3ie Funded Evaluation, TW14.1010 A link to the completed study will appear here when available.

Max Friedrich, Arundati Muralidharan, VR Raman, Hans Mosler
Institutional affiliations
None specified
Grant-holding institution
None specified
South Asia
Water and Sanitation
None specified
Gender analysis
None specified
Gender analysis
Equity Focus
None specified
Evaluation design
Mixed Methods
Ongoing 3ie Funded Studies
3ie Funding Window
Promoting Latrine Use in Rural India


This study assesses the impact of a behaviour change intervention using  the Risks, Attitudes, Norms, Abilities and Self-regulation (RANAS) approach for improving latrine use in the context of India’s sanitation campaign.


In India around 52.1 per cent of the rural population practises open defecation.

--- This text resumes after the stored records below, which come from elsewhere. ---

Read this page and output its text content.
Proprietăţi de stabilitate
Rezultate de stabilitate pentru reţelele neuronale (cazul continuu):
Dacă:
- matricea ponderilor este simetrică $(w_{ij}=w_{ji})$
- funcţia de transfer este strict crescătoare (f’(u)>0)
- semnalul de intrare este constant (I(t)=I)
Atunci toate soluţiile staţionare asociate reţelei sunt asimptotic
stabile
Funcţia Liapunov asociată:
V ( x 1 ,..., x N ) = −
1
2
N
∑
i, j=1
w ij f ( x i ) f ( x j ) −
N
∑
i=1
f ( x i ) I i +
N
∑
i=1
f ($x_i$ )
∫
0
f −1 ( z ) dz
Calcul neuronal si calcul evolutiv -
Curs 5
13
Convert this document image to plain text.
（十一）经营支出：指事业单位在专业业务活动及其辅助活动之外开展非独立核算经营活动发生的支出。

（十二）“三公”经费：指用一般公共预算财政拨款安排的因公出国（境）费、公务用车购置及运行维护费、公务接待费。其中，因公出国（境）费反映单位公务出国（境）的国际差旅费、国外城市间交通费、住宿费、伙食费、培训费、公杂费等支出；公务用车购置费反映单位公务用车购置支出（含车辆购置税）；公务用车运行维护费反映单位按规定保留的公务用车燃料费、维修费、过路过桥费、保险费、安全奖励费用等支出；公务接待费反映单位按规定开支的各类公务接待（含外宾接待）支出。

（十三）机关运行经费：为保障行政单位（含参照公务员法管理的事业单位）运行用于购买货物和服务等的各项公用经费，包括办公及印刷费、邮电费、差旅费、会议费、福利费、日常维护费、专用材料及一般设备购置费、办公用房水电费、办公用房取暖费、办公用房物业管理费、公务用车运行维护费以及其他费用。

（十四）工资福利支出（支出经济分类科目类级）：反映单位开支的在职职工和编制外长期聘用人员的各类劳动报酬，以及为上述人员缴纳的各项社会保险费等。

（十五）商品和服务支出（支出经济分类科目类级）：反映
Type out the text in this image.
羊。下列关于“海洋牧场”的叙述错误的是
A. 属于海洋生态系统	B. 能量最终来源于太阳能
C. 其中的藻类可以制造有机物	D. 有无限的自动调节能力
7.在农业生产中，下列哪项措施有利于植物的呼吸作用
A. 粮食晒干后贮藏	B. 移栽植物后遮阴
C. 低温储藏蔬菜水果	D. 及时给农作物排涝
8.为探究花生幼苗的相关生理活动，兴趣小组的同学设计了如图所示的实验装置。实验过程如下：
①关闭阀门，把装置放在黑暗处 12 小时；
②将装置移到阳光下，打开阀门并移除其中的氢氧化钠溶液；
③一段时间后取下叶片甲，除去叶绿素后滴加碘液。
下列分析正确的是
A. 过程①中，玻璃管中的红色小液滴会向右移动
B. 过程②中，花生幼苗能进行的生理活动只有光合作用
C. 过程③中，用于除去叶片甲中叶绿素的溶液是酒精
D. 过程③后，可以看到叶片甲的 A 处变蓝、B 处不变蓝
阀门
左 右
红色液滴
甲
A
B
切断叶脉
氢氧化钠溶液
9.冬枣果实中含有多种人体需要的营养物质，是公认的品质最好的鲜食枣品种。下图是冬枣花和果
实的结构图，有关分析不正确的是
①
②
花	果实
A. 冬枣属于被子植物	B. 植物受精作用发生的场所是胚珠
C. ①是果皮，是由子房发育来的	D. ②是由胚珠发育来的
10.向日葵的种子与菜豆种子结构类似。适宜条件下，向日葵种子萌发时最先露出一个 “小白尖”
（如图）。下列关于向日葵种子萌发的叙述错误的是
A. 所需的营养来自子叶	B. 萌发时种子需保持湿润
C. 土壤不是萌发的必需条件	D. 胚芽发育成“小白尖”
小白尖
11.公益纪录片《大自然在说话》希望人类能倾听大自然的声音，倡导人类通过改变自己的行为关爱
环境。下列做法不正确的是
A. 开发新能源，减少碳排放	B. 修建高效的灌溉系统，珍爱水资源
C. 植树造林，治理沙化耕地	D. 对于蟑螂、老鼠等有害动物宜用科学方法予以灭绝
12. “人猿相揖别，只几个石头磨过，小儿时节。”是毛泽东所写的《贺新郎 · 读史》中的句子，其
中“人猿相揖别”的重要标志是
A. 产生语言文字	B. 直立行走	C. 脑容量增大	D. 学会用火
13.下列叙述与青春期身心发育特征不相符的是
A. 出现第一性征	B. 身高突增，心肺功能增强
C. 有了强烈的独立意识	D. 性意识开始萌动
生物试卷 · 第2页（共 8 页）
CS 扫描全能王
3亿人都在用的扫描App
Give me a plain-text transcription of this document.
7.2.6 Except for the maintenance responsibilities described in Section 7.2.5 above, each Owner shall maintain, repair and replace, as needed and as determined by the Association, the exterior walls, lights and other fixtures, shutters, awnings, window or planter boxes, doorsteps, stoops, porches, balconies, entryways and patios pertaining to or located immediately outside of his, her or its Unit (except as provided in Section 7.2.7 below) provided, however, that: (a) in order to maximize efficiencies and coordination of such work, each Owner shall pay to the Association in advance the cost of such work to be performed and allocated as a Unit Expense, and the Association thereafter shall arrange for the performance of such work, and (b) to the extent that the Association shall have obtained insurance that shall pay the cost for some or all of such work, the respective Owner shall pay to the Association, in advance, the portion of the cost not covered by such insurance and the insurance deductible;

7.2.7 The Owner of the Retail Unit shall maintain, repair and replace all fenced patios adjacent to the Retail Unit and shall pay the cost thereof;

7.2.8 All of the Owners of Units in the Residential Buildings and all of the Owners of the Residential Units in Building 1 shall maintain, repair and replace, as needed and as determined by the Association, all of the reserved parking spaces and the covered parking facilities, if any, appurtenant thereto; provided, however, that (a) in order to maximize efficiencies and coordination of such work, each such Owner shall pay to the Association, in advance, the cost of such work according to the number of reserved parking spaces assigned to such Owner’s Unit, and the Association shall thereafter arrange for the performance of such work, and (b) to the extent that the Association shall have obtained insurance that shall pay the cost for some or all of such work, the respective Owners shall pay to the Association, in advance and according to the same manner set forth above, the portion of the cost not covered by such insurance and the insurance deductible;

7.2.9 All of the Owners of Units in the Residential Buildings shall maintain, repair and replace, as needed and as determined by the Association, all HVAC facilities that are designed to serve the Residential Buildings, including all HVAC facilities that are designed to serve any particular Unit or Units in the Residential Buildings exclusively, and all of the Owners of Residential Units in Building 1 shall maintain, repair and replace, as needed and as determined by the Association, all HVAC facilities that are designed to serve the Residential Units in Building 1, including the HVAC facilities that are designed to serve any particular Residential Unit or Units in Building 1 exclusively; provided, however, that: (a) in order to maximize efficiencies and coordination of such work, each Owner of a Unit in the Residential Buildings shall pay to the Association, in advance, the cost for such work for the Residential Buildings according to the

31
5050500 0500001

The Swachh Bharat Mission’s (Clean India Mission) explicit agenda is to make India open defecation free by 2 October 2019.

The study aims to generate evidence on the impact of a behaviour change intervention using RANAS approach on increasing latrine use in Raichur district, Karnataka.

Research questions

  1. Do the interventions increase latrine use of households?
  2. What are the mechanisms and behavioural factors that influence the impact of the interventions?
  3. Does the interventions increase safe disposal of child faeces?


Intervention design

This evaluation assesses the impact of four intervention strategies that will be implemented over eight weeks in each intervention village. The four components include:

  1. Community meetings to discuss the benefits of latrine use, costs of open defecation and create a personal norm for latrine use by linking latrine use to pride and leadership.
  2. Household visit including encouragement for public commitment through a family photo, instruction poster for correct latrine use and cleaning, morning routine planning and reminder stickers on tumblers used for anal cleansing.
  3. Follow-up communication through mobile phones including a pictorial SMS reminder to be sent early in the morning and one phone call to individually discuss encountered barriers to latrine use and strategies to overcome them.
  4. Parents meetings in Anganwadi Centres for promotion of safe handling of child faeces by creating awareness of risks and disgust associated with unsafe disposal, linking safe disposal to happy children and mothers and prompting mothers to agree on a behavioural contract.

Theory of change

The RANAS model provides the theoretical core to the project’s theory of change. The model assumes that behaviour change is achieved through changing psychosocial factors, which steer target behaviour.

Evaluation design

This study uses a stratified cluster-randomised controlled trial to evaluate the developed behaviour change interventions, where households are the units of observation. Additionally, process monitoring of the campaign will be carried out by collecting qualitative data on the perception of the interventions.